Sam too shows the influence of the evil artefact:

“You’ll find the Ring very dangerous now, and very hard to bear. If it’s too hard a job, I could share it with you, maybe?’

“`No, no!’ cried Frodo, snatching the Ring and chain from Sam’s hands. `No you won’t, you thief!’ He panted, staring at Sam with eyes wide with fear and enmity. Then suddenly, clasping the Ring in one clenched fist, he stood aghast. A mist seemed to clear from his eyes, and he passed a hand over his aching brow. The hideous vision had seemed so real to him, half bemused as he was still with wound and fear. Sam had changed before his very eyes into an orc again, leering and pawing at his treasure, a foul little creature with greedy eyes and slobbering mouth. But now the vision had passed. There was Sam kneeling before him, his face wrung with pain, as if he had been stabbed in the heart; tears welled from his eyes.

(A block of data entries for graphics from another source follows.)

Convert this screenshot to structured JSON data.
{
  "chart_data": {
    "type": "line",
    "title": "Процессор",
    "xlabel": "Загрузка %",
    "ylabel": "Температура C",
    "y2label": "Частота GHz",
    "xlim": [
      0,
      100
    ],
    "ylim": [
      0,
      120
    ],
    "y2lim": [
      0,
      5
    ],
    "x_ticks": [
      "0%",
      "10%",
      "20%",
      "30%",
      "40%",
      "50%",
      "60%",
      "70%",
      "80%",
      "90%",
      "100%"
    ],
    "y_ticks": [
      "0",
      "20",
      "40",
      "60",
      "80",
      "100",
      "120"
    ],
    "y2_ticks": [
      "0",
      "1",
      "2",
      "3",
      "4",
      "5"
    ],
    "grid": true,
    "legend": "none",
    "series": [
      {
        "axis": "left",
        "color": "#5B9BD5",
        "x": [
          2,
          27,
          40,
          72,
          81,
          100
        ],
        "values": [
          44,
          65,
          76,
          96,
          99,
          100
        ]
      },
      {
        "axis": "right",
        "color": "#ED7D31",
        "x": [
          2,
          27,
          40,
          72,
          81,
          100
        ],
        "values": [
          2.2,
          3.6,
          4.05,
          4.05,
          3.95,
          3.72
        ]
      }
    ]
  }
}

“‘O Sam!’ cried Frodo. `What have I said? What have I done? Forgive me! After all you have done. It is the horrible power of the Ring. I wish it had never, never, been found. But don’t mind me, Sam. I must carry the burden to the end. It can’t be altered. You can’t come between me and this doom.’”

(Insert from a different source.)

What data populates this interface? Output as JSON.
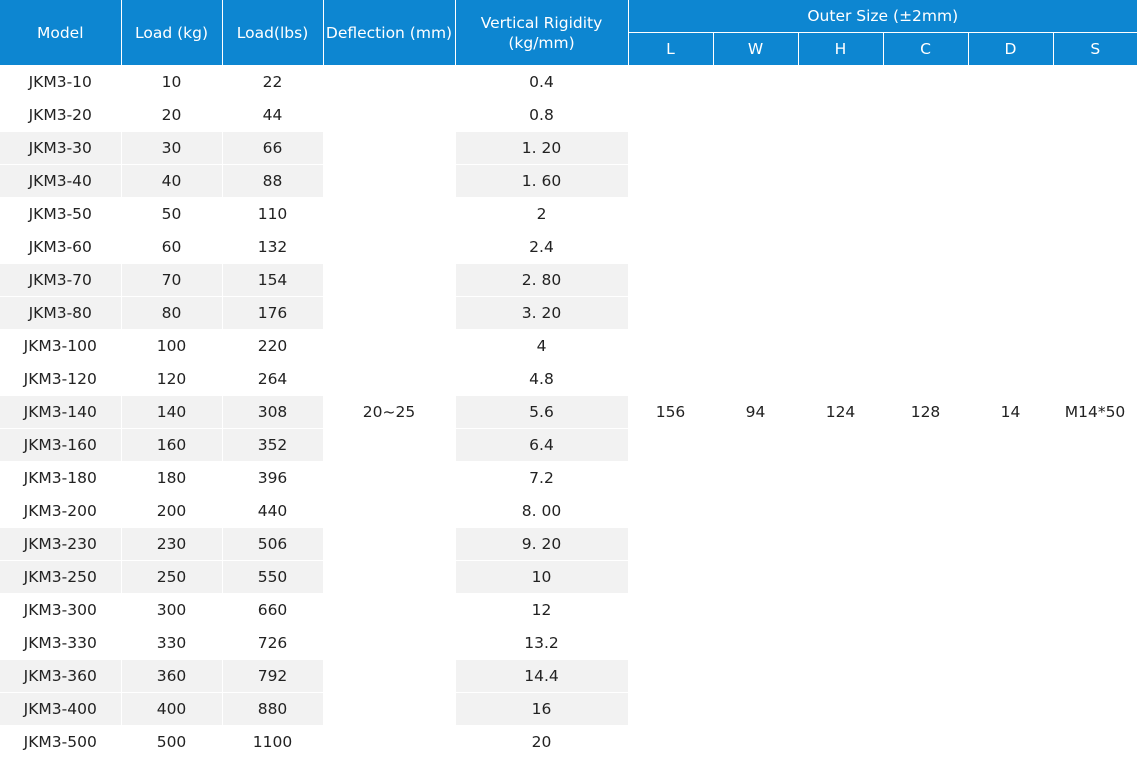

This parallels the much earlier incident in Rivendell, when Bilbo asked to see the One Ring and Frodo saw him too as an Orc.  The One Ring has an increasing grip on his mind.

Sam accepts this.  He sets about disguising them as Orcs – and finds that ‘Snaga’, whom he foolishly forgot about, had broken his neck when he fell.

They need food and water.  Sam wonders if Orcs live on poison, but Frodo reassures him:

“`No, they eat and drink, Sam. The Shadow that bred them can only mock, it cannot make: not real new things of its own. I don’t think it gave life to the orcs, it only ruined them and twisted them; and if they are to live at all, they have to live like other living creatures. Foul waters and foul meats they’ll take, if they can get no better, but not poison. They’ve fed me, and so I’m better off than you. There must be food and water somewhere in this place.’”

But they decide there is no time to find it.  Depart quickly, but once again encounter the Watchers.  And this time the Phial alone is not enough.

“‘Gilthoniel, A Elbereth!’ Sam cried. For, why he did not know, his thought sprang back suddenly to the Elves in the Shire, and the song that drove away the Black Rider in the trees.

‘Aiya elenion ancalima!’ cried Frodo once again behind him.

“The will of the Watchers was broken with a suddenness like the snapping of a cord, and Frodo and Sam stumbled forward.”

But once again they issue a warning.  And this time it is better answered:

“A bell clanged; and from the Watchers there went up a high and dreadful wail. Far up above in the darkness it was answered. Out of the black sky there came dropping like a bolt a winged shape, rending the clouds with a ghastly shriek.”

And on this cliff-hanger the chapter ends.